Il primo scontro al calor bianco di un certo livello sulle vaccinazioni avviene nell’autunno del 2015, a fine ottobre, quando su Sanita24 uno dei più quotati epidemiologici italiani attacca duramente il Piano vaccinale 2016-2018 elaborato dai presidenti delle maggiori istituzioni sanitarie e di alcune società scientifiche. Vittorio Demicheli, ex direttore generale della Sanità in Piemonte, che fa ricerca anche per la Cochrane Collaboration Vaccines Field, una delle associazioni più quotate al mondo nel campo delle revisione scientifica, va diretto al cuore: “…il calendario riportato all’interno del Piano nazionale di vaccinazione” scrive Demicheli, “è la copia fedele del “calendario per la vita” sponsorizzato dalle industrie del farmaco”.

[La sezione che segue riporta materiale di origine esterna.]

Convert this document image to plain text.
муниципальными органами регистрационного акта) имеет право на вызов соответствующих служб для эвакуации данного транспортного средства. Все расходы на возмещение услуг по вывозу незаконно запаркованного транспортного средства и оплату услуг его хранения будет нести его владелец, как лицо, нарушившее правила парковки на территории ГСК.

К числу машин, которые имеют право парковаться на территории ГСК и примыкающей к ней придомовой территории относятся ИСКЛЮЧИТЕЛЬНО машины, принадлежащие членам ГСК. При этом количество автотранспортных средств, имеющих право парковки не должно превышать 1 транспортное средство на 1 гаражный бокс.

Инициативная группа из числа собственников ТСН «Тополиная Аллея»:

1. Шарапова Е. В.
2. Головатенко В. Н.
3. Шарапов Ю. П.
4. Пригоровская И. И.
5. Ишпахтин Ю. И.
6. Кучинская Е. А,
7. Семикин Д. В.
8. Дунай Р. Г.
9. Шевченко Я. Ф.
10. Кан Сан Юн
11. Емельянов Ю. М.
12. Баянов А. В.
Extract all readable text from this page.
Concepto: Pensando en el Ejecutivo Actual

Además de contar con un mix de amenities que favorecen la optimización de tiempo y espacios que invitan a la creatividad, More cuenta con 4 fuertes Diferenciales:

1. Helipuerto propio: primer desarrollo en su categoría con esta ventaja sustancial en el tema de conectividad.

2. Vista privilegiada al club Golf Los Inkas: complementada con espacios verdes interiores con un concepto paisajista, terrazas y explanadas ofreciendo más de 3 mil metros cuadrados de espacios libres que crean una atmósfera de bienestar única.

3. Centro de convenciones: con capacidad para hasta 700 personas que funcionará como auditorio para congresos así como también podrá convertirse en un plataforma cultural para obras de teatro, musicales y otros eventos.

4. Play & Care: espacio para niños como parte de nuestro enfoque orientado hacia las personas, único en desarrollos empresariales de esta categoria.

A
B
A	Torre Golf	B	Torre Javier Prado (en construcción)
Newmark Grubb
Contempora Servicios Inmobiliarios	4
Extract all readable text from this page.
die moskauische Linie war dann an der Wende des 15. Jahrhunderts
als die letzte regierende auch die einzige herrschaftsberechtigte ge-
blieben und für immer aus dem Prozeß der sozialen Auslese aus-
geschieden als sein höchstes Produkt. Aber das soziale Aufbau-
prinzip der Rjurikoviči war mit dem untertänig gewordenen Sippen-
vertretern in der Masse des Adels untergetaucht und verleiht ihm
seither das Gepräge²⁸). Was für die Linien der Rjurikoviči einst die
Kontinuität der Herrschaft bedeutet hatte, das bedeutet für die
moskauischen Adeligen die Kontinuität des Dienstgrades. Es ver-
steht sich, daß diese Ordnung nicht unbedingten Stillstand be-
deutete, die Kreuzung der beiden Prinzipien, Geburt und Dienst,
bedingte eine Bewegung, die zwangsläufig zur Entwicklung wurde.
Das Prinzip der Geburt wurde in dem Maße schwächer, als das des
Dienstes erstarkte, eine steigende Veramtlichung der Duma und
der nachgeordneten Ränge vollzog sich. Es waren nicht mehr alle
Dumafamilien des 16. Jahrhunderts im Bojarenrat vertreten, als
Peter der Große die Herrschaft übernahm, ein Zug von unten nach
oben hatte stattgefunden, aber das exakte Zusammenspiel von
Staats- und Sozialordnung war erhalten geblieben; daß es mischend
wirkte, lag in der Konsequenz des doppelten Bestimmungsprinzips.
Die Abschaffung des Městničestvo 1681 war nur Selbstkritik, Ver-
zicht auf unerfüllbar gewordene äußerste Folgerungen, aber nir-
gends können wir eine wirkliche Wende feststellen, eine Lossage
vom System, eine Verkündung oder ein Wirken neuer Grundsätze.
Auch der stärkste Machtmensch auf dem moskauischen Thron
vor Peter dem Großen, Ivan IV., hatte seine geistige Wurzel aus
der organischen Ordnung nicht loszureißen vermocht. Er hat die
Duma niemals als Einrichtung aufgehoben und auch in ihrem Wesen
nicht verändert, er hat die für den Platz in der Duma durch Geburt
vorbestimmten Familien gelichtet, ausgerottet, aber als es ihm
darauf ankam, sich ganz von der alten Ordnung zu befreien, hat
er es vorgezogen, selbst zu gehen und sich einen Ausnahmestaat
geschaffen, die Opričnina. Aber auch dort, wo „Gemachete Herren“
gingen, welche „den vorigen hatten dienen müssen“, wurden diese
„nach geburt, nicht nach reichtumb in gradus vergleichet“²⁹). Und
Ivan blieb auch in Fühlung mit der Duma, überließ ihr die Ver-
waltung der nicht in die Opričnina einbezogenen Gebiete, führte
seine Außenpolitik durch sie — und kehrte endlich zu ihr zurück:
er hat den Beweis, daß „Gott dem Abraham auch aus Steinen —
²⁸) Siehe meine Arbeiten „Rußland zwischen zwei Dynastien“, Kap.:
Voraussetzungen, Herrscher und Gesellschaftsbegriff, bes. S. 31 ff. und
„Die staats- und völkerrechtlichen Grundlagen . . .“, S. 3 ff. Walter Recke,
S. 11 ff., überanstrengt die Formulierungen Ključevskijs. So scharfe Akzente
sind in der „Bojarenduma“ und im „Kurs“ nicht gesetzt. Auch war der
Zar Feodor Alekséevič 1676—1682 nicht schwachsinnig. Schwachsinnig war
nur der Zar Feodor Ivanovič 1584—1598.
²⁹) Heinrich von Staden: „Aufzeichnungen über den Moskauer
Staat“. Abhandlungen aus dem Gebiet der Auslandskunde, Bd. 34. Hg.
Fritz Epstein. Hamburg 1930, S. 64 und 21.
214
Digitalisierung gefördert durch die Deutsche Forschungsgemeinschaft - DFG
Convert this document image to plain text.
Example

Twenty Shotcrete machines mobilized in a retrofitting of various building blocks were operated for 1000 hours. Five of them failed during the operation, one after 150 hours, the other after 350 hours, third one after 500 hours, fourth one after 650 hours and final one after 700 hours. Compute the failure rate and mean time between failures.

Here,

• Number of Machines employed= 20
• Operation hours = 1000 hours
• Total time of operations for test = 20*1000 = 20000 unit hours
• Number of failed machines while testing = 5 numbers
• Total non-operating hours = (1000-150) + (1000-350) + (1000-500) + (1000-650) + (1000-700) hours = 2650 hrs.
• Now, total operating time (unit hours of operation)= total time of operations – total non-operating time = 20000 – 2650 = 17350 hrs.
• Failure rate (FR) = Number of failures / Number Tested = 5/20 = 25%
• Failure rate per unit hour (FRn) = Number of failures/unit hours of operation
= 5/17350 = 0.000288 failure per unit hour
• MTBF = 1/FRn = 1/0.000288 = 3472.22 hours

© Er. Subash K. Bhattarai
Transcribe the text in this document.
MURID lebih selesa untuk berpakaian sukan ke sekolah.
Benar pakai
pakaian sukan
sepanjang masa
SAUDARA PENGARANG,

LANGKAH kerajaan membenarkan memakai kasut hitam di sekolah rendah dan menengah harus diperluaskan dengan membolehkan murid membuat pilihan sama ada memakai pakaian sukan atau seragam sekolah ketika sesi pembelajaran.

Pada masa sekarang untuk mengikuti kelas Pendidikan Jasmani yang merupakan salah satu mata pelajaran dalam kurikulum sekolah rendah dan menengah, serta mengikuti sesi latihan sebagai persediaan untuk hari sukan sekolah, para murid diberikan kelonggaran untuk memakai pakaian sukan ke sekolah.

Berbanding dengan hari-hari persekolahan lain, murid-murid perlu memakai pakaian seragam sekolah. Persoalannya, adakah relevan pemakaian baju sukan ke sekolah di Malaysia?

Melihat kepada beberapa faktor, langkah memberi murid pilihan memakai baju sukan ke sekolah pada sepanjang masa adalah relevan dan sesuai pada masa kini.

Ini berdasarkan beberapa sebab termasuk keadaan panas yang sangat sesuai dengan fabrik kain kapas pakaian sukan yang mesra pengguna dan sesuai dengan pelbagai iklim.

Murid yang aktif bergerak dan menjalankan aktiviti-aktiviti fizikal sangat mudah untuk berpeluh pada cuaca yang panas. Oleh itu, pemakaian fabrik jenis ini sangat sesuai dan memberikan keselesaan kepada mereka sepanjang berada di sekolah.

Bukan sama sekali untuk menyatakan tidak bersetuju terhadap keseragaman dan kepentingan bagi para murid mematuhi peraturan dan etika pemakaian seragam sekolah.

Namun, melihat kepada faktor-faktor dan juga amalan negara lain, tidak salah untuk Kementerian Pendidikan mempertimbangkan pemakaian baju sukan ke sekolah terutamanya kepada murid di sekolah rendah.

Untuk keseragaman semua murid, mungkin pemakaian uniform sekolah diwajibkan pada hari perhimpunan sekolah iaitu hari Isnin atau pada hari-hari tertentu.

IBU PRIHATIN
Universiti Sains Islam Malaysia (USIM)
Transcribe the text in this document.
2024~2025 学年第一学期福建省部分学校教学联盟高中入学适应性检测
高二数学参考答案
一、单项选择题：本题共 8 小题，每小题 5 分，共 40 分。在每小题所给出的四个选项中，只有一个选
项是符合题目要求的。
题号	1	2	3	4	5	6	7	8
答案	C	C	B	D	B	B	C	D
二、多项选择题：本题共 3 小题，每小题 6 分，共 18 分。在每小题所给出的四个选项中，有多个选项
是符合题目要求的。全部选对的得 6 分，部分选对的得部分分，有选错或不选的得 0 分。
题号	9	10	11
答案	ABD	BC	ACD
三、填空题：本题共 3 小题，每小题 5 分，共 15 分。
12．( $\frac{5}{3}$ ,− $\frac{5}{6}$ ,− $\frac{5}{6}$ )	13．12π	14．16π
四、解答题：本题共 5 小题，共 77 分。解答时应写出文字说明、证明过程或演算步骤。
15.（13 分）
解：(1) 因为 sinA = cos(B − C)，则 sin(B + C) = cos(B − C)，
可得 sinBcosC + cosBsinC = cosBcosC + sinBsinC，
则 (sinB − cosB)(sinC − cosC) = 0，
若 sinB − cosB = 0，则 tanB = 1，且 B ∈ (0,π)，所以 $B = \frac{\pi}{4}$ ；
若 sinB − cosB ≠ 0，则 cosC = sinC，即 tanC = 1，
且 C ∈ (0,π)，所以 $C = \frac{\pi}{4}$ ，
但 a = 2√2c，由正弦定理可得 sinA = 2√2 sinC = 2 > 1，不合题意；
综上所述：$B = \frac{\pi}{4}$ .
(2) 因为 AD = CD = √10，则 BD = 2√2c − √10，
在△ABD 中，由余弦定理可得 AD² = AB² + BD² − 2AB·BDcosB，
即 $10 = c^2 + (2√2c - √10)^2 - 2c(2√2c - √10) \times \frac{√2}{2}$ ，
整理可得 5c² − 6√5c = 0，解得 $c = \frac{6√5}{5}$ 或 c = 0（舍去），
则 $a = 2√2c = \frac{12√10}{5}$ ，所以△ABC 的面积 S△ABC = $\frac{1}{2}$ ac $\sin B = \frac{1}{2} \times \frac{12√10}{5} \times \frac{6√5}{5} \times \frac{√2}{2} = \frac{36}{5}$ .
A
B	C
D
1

Parole pesanti che non vanno giù ai responsabili dell’Aifa, dell’Iss, del Consiglio superiore di sanità e di altri, i quali rispondono – sempre su Sanita24 – altrettanto duramente tre giorni dopo: “…il Demicheli afferma che “il calendario del piano è stato fedelmente copiato dal “calendario per la vita” sponsorizzato dalle industrie del farmaco.
Questa affermazione, oltre ad essere falsa, è pericolosissima per la Sanità Pubblica, perché, provenendo da un dirigente pubblico che dovrebbe contribuire a fornire informazioni veritiere all’opinione pubblica, genera l’idea o lascia supporre che responsabili istituzionali, scienziati, medici e operatori che hanno contribuito alla stesura del Piano hanno operato semplicemente in base a una spinta sponsorizzatrice o peggio corruttiva da parte delle industrie produttrici di vaccini, invece che all’evidenza scientifica e all’interesse dei cittadini, che sono stati invece gli unici punti di riferimento per l’elaborazione del Piano”. I firmatari annunciano poi il ricorso a “tutte le iniziative necessarie, anche giudiziarie in sede civile e penale, per tutelare la propria reputazione lesa dalle dichiarazioni in oggetto”.
Ma si tratta di un annuncio, senza seguito. Che tuttavia ha un effetto molto forte, perché nei confronti di Demicheli dal quel momento viene eretta una barriera, invisibile eppure concreta, per emarginarlo dalla comunità scientifica. Però le parole dell’epidemiologo fanno comunque breccia non nel grande pubblico, bensì tra i ricercatori più attenti e più sensibili ad una lettura critica delle scelte di politica sanitaria sui vaccini. “Nella mia esperienza di medico i sistemi di coercizione o sanzionatori, che il Ministero ha intenzione di introdurre nei confronti dei medici” scrive Demicheli, “non hanno mai portato a risultati positivi. Dunque, la proposta inserita nel nuovo piano non rappresenta, a mio avviso, una scelta vincente. L’unica soluzione plausibile, per superare i problemi legati alla diffidenza, comporta il rispetto di principi quali la trasparenza e l’indipendenza decisionale.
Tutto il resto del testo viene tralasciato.